Lone Learner
Lone Learner

Reputation: 20628

zsh is not splitting by IFS after parameter expansion

This is my code to loop over colon separated values and do something with each value.

f()
{
    IFS=:
    for arg in $1
    do
        echo arg: $arg
    done
}

f foo:bar:baz

This works fine in most POSIX compliant shells.

$ dash foo.sh
arg: foo
arg: bar
arg: baz
$ bash foo.sh
arg: foo
arg: bar
arg: baz
$ ksh foo.sh
arg: foo
arg: bar
arg: baz
$ posh foo.sh
arg: foo
arg: bar
arg: baz
$ yash foo.sh
arg: foo
arg: bar
arg: baz

But it does not work as expected in zsh.

$ zsh foo.sh
arg: foo:bar:baz

Is zsh in violation of POSIX here?

Upvotes: 6

Views: 1337

Answers (2)

hchbaw
hchbaw

Reputation: 5309

Yes. Zsh has chosen its own way.

Here is the zsh faq entry: “3.1: Why does $var where var="foo bar" not do what I expect?”
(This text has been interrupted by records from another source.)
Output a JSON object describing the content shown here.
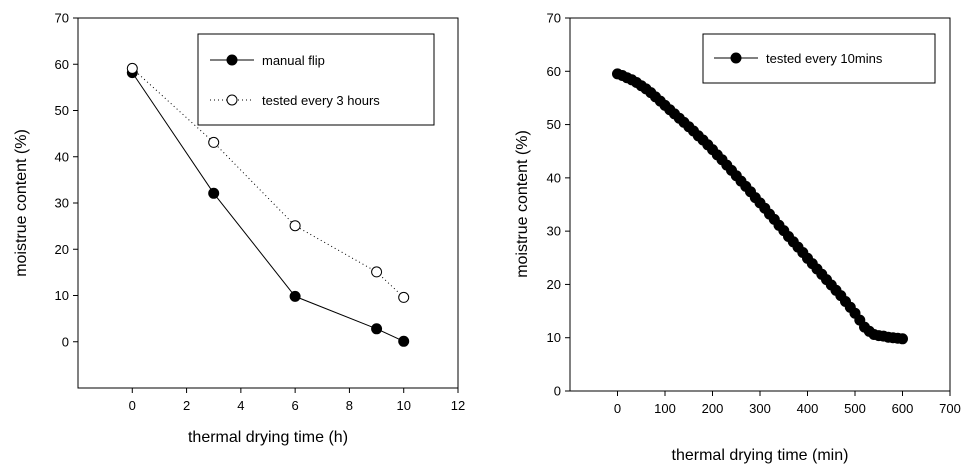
{
  "chart_data": [
    {
      "type": "line",
      "xlabel": "thermal drying time (h)",
      "ylabel": "moistrue content (%)",
      "xlim": [
        -2,
        12
      ],
      "ylim": [
        -10,
        70
      ],
      "xticks": [
        0,
        2,
        4,
        6,
        8,
        10,
        12
      ],
      "yticks": [
        0,
        10,
        20,
        30,
        40,
        50,
        60,
        70
      ],
      "legend_position": "top-right",
      "series": [
        {
          "name": "manual flip",
          "marker": "filled-circle",
          "line": "solid",
          "x": [
            0,
            3,
            6,
            9,
            10
          ],
          "y": [
            58.2,
            32.1,
            9.8,
            2.8,
            0.1
          ]
        },
        {
          "name": "tested every 3 hours",
          "marker": "open-circle",
          "line": "dotted",
          "x": [
            0,
            3,
            6,
            9,
            10
          ],
          "y": [
            59.1,
            43.1,
            25.1,
            15.1,
            9.6
          ]
        }
      ]
    },
    {
      "type": "line",
      "xlabel": "thermal drying time (min)",
      "ylabel": "moistrue content (%)",
      "xlim": [
        -100,
        700
      ],
      "ylim": [
        0,
        70
      ],
      "xticks": [
        0,
        100,
        200,
        300,
        400,
        500,
        600,
        700
      ],
      "yticks": [
        0,
        10,
        20,
        30,
        40,
        50,
        60,
        70
      ],
      "legend_position": "top-right",
      "series": [
        {
          "name": "tested every 10mins",
          "marker": "filled-circle",
          "line": "solid",
          "x": [
            0,
            10,
            20,
            30,
            40,
            50,
            60,
            70,
            80,
            90,
            100,
            110,
            120,
            130,
            140,
            150,
            160,
            170,
            180,
            190,
            200,
            210,
            220,
            230,
            240,
            250,
            260,
            270,
            280,
            290,
            300,
            310,
            320,
            330,
            340,
            350,
            360,
            370,
            380,
            390,
            400,
            410,
            420,
            430,
            440,
            450,
            460,
            470,
            480,
            490,
            500,
            510,
            520,
            530,
            540,
            550,
            560,
            570,
            580,
            590,
            600
          ],
          "y": [
            59.5,
            59.2,
            58.8,
            58.4,
            57.9,
            57.3,
            56.7,
            56.0,
            55.2,
            54.4,
            53.6,
            52.8,
            52.0,
            51.2,
            50.4,
            49.6,
            48.8,
            47.9,
            47.1,
            46.2,
            45.3,
            44.3,
            43.4,
            42.4,
            41.4,
            40.4,
            39.4,
            38.4,
            37.4,
            36.3,
            35.3,
            34.3,
            33.2,
            32.2,
            31.1,
            30.1,
            29.0,
            28.0,
            27.0,
            26.0,
            24.9,
            23.9,
            22.9,
            21.9,
            20.9,
            19.9,
            18.9,
            17.9,
            16.8,
            15.7,
            14.6,
            13.3,
            12.0,
            11.2,
            10.6,
            10.4,
            10.3,
            10.1,
            10.0,
            9.9,
            9.8
          ]
        }
      ]
    }
  ]
}
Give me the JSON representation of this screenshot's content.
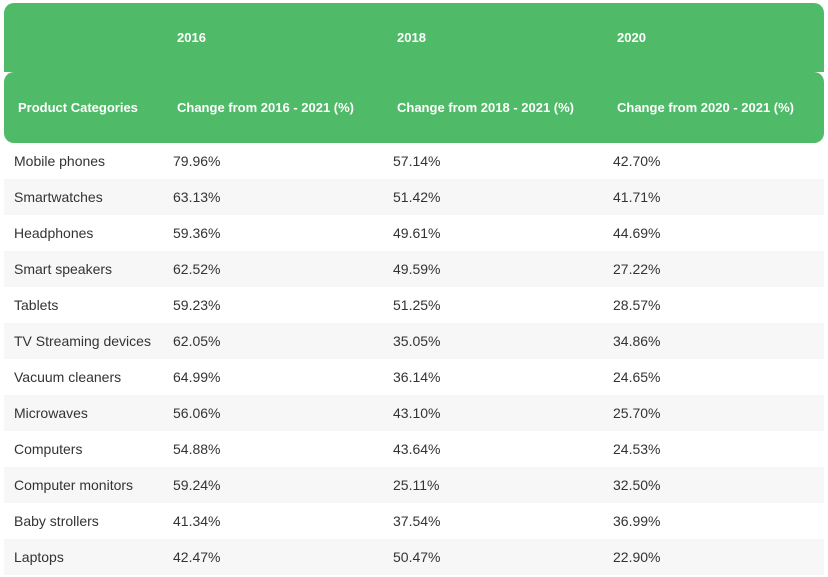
{
  "table": {
    "header_years": [
      "2016",
      "2018",
      "2020"
    ],
    "header_columns": [
      "Product Categories",
      "Change from 2016 - 2021 (%)",
      "Change from 2018 - 2021 (%)",
      "Change from 2020 - 2021 (%)"
    ],
    "rows": [
      [
        "Mobile phones",
        "79.96%",
        "57.14%",
        "42.70%"
      ],
      [
        "Smartwatches",
        "63.13%",
        "51.42%",
        "41.71%"
      ],
      [
        "Headphones",
        "59.36%",
        "49.61%",
        "44.69%"
      ],
      [
        "Smart speakers",
        "62.52%",
        "49.59%",
        "27.22%"
      ],
      [
        "Tablets",
        "59.23%",
        "51.25%",
        "28.57%"
      ],
      [
        "TV Streaming devices",
        "62.05%",
        "35.05%",
        "34.86%"
      ],
      [
        "Vacuum cleaners",
        "64.99%",
        "36.14%",
        "24.65%"
      ],
      [
        "Microwaves",
        "56.06%",
        "43.10%",
        "25.70%"
      ],
      [
        "Computers",
        "54.88%",
        "43.64%",
        "24.53%"
      ],
      [
        "Computer monitors",
        "59.24%",
        "25.11%",
        "32.50%"
      ],
      [
        "Baby strollers",
        "41.34%",
        "37.54%",
        "36.99%"
      ],
      [
        "Laptops",
        "42.47%",
        "50.47%",
        "22.90%"
      ]
    ]
  }
}
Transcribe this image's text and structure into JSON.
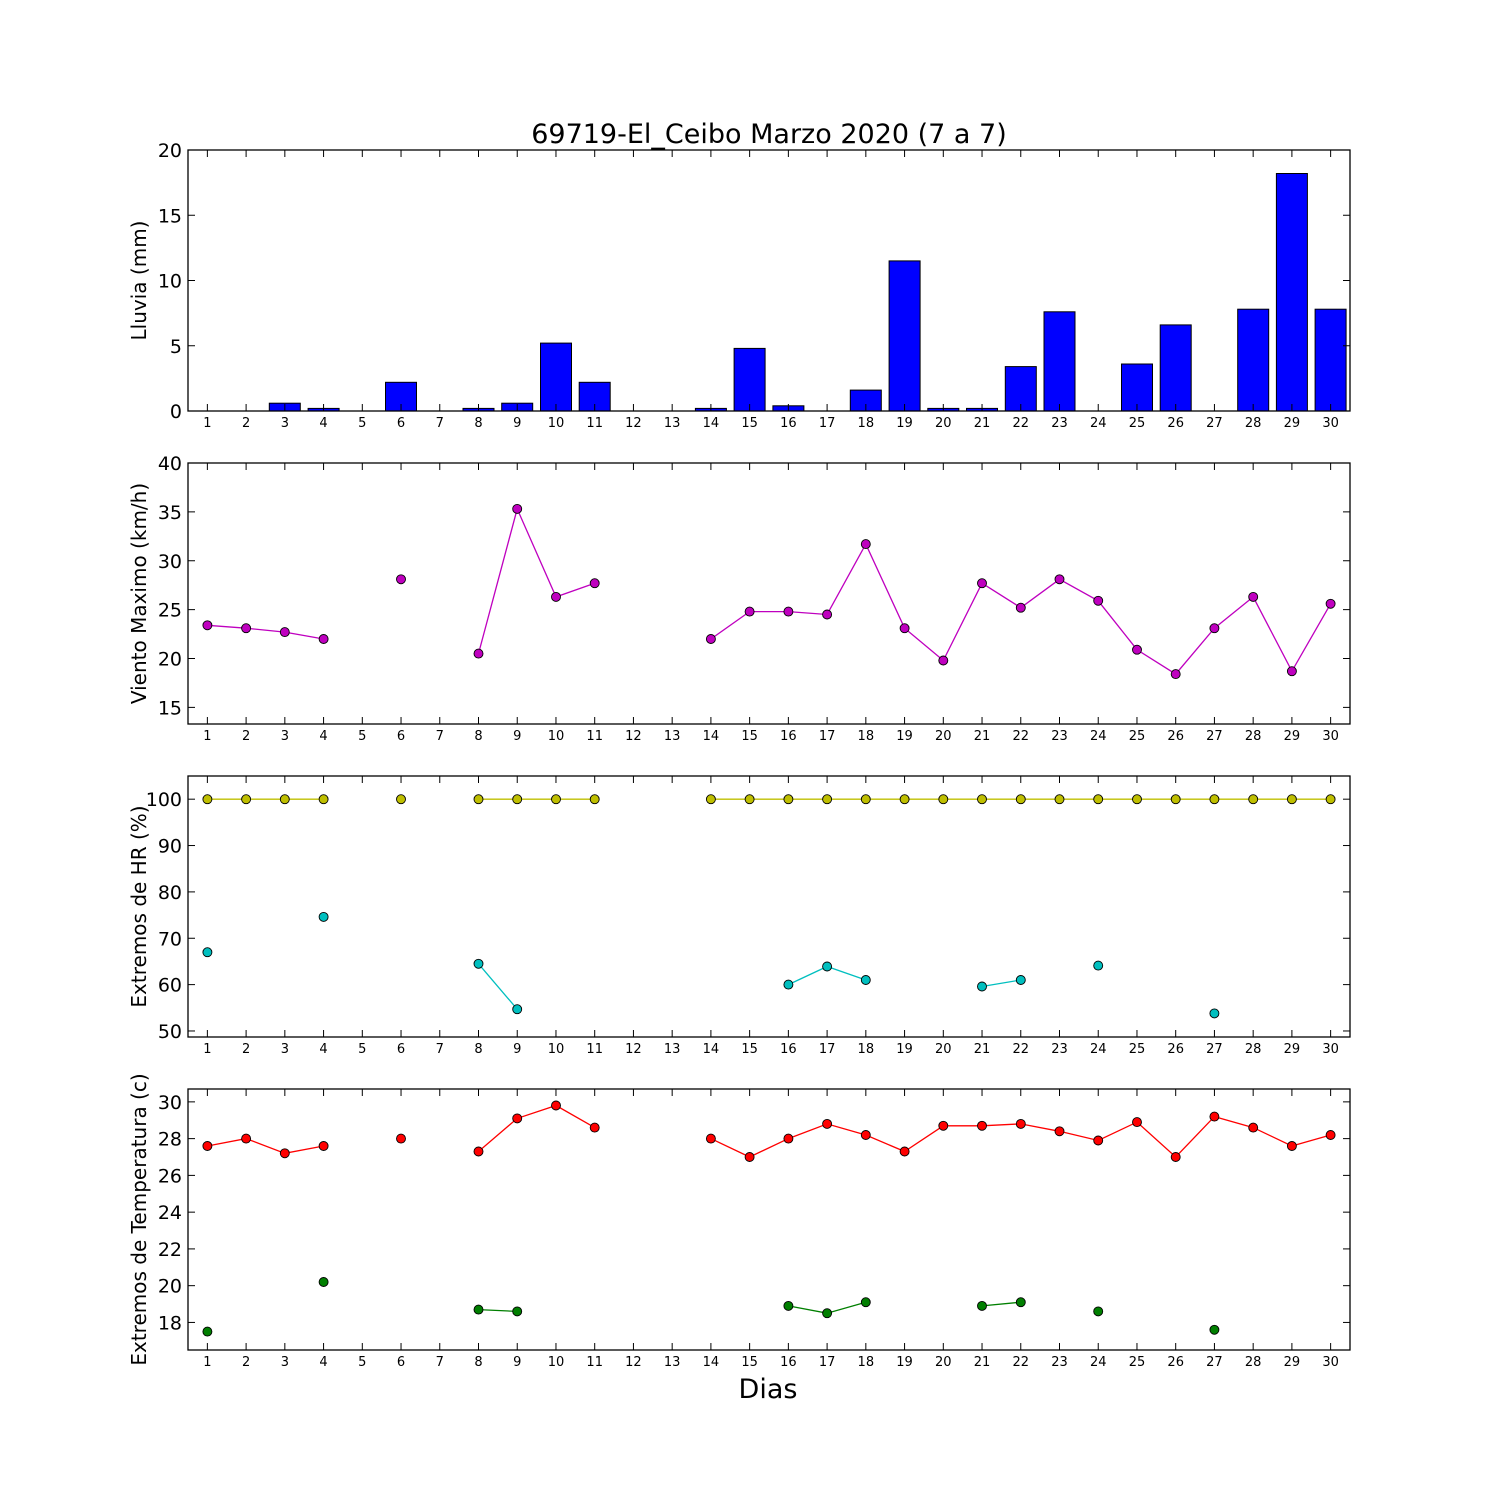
{
  "title": "69719-El_Ceibo Marzo 2020  (7 a 7)",
  "xlabel": "Dias",
  "x_ticks": [
    "1",
    "2",
    "3",
    "4",
    "5",
    "6",
    "7",
    "8",
    "9",
    "10",
    "11",
    "12",
    "13",
    "14",
    "15",
    "16",
    "17",
    "18",
    "19",
    "20",
    "21",
    "22",
    "23",
    "24",
    "25",
    "26",
    "27",
    "28",
    "29",
    "30"
  ],
  "chart_data": [
    {
      "type": "bar",
      "ylabel": "Lluvia (mm)",
      "ylim": [
        0,
        20
      ],
      "yticks": [
        0,
        5,
        10,
        15,
        20
      ],
      "categories": [
        1,
        2,
        3,
        4,
        5,
        6,
        7,
        8,
        9,
        10,
        11,
        12,
        13,
        14,
        15,
        16,
        17,
        18,
        19,
        20,
        21,
        22,
        23,
        24,
        25,
        26,
        27,
        28,
        29,
        30
      ],
      "values": [
        0,
        0,
        0.6,
        0.2,
        0,
        2.2,
        0,
        0.2,
        0.6,
        5.2,
        2.2,
        0,
        0,
        0.2,
        4.8,
        0.4,
        0,
        1.6,
        11.5,
        0.2,
        0.2,
        3.4,
        7.6,
        0,
        3.6,
        6.6,
        0,
        7.8,
        18.2,
        7.8
      ],
      "colors": {
        "fill": "#0000ff",
        "edge": "#000000"
      },
      "grid": false
    },
    {
      "type": "line",
      "ylabel": "Viento Maximo (km/h)",
      "ylim": [
        13.3,
        40
      ],
      "yticks": [
        15,
        20,
        25,
        30,
        35,
        40
      ],
      "x": [
        1,
        2,
        3,
        4,
        5,
        6,
        7,
        8,
        9,
        10,
        11,
        12,
        13,
        14,
        15,
        16,
        17,
        18,
        19,
        20,
        21,
        22,
        23,
        24,
        25,
        26,
        27,
        28,
        29,
        30
      ],
      "series": [
        {
          "values": [
            23.4,
            23.1,
            22.7,
            22,
            null,
            28.1,
            null,
            20.5,
            35.3,
            26.3,
            27.7,
            null,
            null,
            22,
            24.8,
            24.8,
            24.5,
            31.7,
            23.1,
            19.8,
            27.7,
            25.2,
            28.1,
            25.9,
            20.9,
            18.4,
            23.1,
            26.3,
            18.7,
            25.6
          ],
          "color": "#bf00bf"
        }
      ],
      "grid": false
    },
    {
      "type": "line",
      "ylabel": "Extremos de HR (%)",
      "ylim": [
        48.7,
        105
      ],
      "yticks": [
        50,
        60,
        70,
        80,
        90,
        100
      ],
      "x": [
        1,
        2,
        3,
        4,
        5,
        6,
        7,
        8,
        9,
        10,
        11,
        12,
        13,
        14,
        15,
        16,
        17,
        18,
        19,
        20,
        21,
        22,
        23,
        24,
        25,
        26,
        27,
        28,
        29,
        30
      ],
      "series": [
        {
          "values": [
            100,
            100,
            100,
            100,
            null,
            100,
            null,
            100,
            100,
            100,
            100,
            null,
            null,
            100,
            100,
            100,
            100,
            100,
            100,
            100,
            100,
            100,
            100,
            100,
            100,
            100,
            100,
            100,
            100,
            100
          ],
          "color": "#bfbf00"
        },
        {
          "values": [
            67,
            null,
            null,
            74.6,
            null,
            null,
            null,
            64.5,
            54.7,
            null,
            null,
            null,
            null,
            null,
            null,
            60,
            63.9,
            61,
            null,
            null,
            59.6,
            61,
            null,
            64.1,
            null,
            null,
            53.8,
            null,
            null,
            null
          ],
          "color": "#00bfbf"
        }
      ],
      "grid": false
    },
    {
      "type": "line",
      "ylabel": "Extremos de Temperatura (c)",
      "ylim": [
        16.5,
        30.7
      ],
      "yticks": [
        18,
        20,
        22,
        24,
        26,
        28,
        30
      ],
      "x": [
        1,
        2,
        3,
        4,
        5,
        6,
        7,
        8,
        9,
        10,
        11,
        12,
        13,
        14,
        15,
        16,
        17,
        18,
        19,
        20,
        21,
        22,
        23,
        24,
        25,
        26,
        27,
        28,
        29,
        30
      ],
      "series": [
        {
          "values": [
            27.6,
            28,
            27.2,
            27.6,
            null,
            28,
            null,
            27.3,
            29.1,
            29.8,
            28.6,
            null,
            null,
            28,
            27,
            28,
            28.8,
            28.2,
            27.3,
            28.7,
            28.7,
            28.8,
            28.4,
            27.9,
            28.9,
            27,
            29.2,
            28.6,
            27.6,
            28.2
          ],
          "color": "#ff0000"
        },
        {
          "values": [
            17.5,
            null,
            null,
            20.2,
            null,
            null,
            null,
            18.7,
            18.6,
            null,
            null,
            null,
            null,
            null,
            null,
            18.9,
            18.5,
            19.1,
            null,
            null,
            18.9,
            19.1,
            null,
            18.6,
            null,
            null,
            17.6,
            null,
            null,
            null
          ],
          "color": "#007f00"
        }
      ],
      "grid": false
    }
  ]
}
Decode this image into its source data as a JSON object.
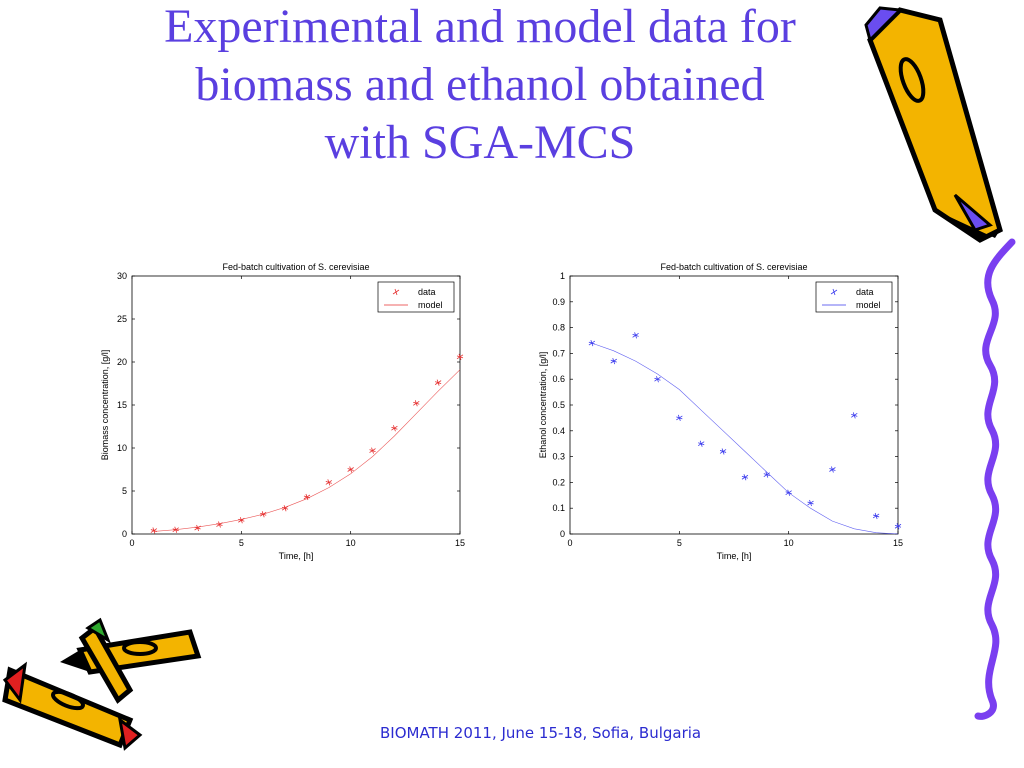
{
  "title_line1": "Experimental and model data for",
  "title_line2": "biomass and ethanol obtained",
  "title_line3": "with SGA-MCS",
  "footer": "BIOMATH 2011, June 15-18, Sofia, Bulgaria",
  "colors": {
    "title": "#5a3fe0",
    "footer": "#2b2bd0",
    "biomass": "#e63030",
    "ethanol": "#3a3aee",
    "squiggle": "#7a3ff0"
  },
  "chart_data": [
    {
      "type": "line",
      "title": "Fed-batch cultivation of S. cerevisiae",
      "xlabel": "Time, [h]",
      "ylabel": "Biomass concentration, [g/l]",
      "xlim": [
        0,
        15
      ],
      "ylim": [
        0,
        30
      ],
      "xticks": [
        0,
        5,
        10,
        15
      ],
      "yticks": [
        0,
        5,
        10,
        15,
        20,
        25,
        30
      ],
      "legend_position": "top-right",
      "grid": false,
      "series": [
        {
          "name": "data",
          "style": "markers",
          "x": [
            1,
            2,
            3,
            4,
            5,
            6,
            7,
            8,
            9,
            10,
            11,
            12,
            13,
            14,
            15
          ],
          "y": [
            0.4,
            0.5,
            0.7,
            1.1,
            1.6,
            2.3,
            3.0,
            4.3,
            6.0,
            7.5,
            9.7,
            12.3,
            15.2,
            17.6,
            20.6
          ]
        },
        {
          "name": "model",
          "style": "line",
          "x": [
            1,
            2,
            3,
            4,
            5,
            6,
            7,
            8,
            9,
            10,
            11,
            12,
            13,
            14,
            15
          ],
          "y": [
            0.3,
            0.5,
            0.8,
            1.2,
            1.7,
            2.3,
            3.1,
            4.1,
            5.4,
            7.0,
            9.0,
            11.4,
            14.0,
            16.6,
            19.1
          ]
        }
      ]
    },
    {
      "type": "line",
      "title": "Fed-batch cultivation of S. cerevisiae",
      "xlabel": "Time, [h]",
      "ylabel": "Ethanol concentration, [g/l]",
      "xlim": [
        0,
        15
      ],
      "ylim": [
        0,
        1
      ],
      "xticks": [
        0,
        5,
        10,
        15
      ],
      "yticks": [
        0,
        0.1,
        0.2,
        0.3,
        0.4,
        0.5,
        0.6,
        0.7,
        0.8,
        0.9,
        1
      ],
      "legend_position": "top-right",
      "grid": false,
      "series": [
        {
          "name": "data",
          "style": "markers",
          "x": [
            1,
            2,
            3,
            4,
            5,
            6,
            7,
            8,
            9,
            10,
            11,
            12,
            13,
            14,
            15
          ],
          "y": [
            0.74,
            0.67,
            0.77,
            0.6,
            0.45,
            0.35,
            0.32,
            0.22,
            0.23,
            0.16,
            0.12,
            0.25,
            0.46,
            0.07,
            0.03
          ]
        },
        {
          "name": "model",
          "style": "line",
          "x": [
            1,
            2,
            3,
            4,
            5,
            6,
            7,
            8,
            9,
            10,
            11,
            12,
            13,
            14,
            15
          ],
          "y": [
            0.74,
            0.71,
            0.67,
            0.62,
            0.56,
            0.48,
            0.4,
            0.32,
            0.24,
            0.16,
            0.1,
            0.05,
            0.02,
            0.005,
            0.0
          ]
        }
      ]
    }
  ]
}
In this particular case, you could workaround by adding the -y option to the zsh invocation:

$ zsh -y foo.sh
arg: foo
arg: bar
arg: baz

You could take a look at the zsh's faq especially the chapter 2 and 3. The more you've experienced other shells, the more you can find zsh's pitfalls.

Upvotes: 3

Micah Elliott
Micah Elliott

Reputation: 10264

In Zsh it is usually cleaner to split with the provided (s) flag (vs using IFS). A solution for your data would then be:

% f() { for e in ${(s.:.)1}; print $e }
% f foo:bar:baz
foo
bar
baz

See the PARAMETER EXPANSION section in zshexpn(1) man page for more details and related flags.